- Church: Roman Catholic Church
- Appointed: 13 April 1991

Orders
- Ordination: 30 May 1976 (Priest)
- Consecration: 23 May 1991 (Bishop) by Tadeusz Kondrusiewicz

Personal details
- Born: 23 September 1949 (age 76) Eišiškės, Lithuania SSR

= Aleksander Kaszkiewicz =

Aleksander Kaszkiewicz (also Alyaksandr Kashkevіch, Аляксандр Кашкевіч, Aleksandras Kaškevičius; born on 23 September 1949) is the Bishop emeritus of the Diocese of Grodno, a Catholic diocese centered in the city of Grodno (Belarus).

Kaszkiewicz graduated from the Theological Seminary in Kaunas and was ordained to the priesthood on 30 May 1976. After his ordination he worked as a parish priest in Panevėžys and in the parish of the Holy Spirit in Vilnius (from 1981).
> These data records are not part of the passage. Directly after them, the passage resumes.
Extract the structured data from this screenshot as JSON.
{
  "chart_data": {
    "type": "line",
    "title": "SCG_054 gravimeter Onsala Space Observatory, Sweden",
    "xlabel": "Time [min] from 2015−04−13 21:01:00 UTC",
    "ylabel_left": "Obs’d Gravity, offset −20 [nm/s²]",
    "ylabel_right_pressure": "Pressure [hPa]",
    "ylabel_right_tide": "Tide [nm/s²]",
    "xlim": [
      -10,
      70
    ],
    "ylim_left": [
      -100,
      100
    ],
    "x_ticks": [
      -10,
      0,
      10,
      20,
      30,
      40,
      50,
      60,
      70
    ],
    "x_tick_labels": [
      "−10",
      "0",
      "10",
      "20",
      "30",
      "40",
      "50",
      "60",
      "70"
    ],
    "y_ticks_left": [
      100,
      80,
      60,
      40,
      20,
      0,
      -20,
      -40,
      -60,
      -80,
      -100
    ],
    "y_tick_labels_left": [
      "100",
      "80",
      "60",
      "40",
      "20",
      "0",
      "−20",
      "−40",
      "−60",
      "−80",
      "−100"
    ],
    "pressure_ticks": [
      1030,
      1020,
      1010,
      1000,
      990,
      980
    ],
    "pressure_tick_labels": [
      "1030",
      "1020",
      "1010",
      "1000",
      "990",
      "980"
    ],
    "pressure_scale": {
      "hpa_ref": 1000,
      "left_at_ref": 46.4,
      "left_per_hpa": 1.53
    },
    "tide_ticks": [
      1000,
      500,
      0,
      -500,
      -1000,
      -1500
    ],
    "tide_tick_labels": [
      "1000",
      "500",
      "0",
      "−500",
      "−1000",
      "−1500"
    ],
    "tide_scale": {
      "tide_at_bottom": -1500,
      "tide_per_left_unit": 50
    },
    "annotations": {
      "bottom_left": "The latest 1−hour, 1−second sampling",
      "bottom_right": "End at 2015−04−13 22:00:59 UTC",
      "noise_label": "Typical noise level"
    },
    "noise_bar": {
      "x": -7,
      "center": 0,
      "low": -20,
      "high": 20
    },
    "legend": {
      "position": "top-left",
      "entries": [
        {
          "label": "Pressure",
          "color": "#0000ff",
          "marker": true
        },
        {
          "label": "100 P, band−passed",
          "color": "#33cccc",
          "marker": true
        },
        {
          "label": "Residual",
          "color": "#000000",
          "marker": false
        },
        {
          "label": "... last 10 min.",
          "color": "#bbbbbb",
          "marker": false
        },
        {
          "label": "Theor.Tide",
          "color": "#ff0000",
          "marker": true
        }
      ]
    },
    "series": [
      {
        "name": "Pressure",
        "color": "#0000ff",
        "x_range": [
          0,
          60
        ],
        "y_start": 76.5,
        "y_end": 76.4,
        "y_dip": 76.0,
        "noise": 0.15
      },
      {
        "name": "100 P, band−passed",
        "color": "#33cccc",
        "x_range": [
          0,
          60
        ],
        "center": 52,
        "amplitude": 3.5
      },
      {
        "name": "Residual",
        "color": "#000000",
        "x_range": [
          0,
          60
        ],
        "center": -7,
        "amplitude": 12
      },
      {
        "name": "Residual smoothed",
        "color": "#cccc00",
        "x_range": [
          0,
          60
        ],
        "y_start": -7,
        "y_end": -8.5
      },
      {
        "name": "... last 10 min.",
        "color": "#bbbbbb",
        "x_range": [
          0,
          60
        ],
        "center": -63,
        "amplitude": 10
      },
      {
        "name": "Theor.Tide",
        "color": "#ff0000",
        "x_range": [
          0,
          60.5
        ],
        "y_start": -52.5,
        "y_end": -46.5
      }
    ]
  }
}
On 13 April 1991 Pope John Paul II appointed Kaszkiewicz to the newly formed Diocese of Grodno. On 23 May 1991 he was ordained a bishop, consecrated by Archbishop Tadeusz Kondrusiewicz. His episcopal motto is Jesu in te confido (Jesus, I trust in You) taken from the Divine Mercy image.

On 14 June 2006 Kaszkiewicz was elected chairman of the Conference of Catholic Bishops of Belarus. He is also the head of the Council of Youth Affairs and the Council for Catholic Education.

The Vatican announced on 30 September 2024 that the Pope had accepted the resignation of Bishop Kaszkiewicz.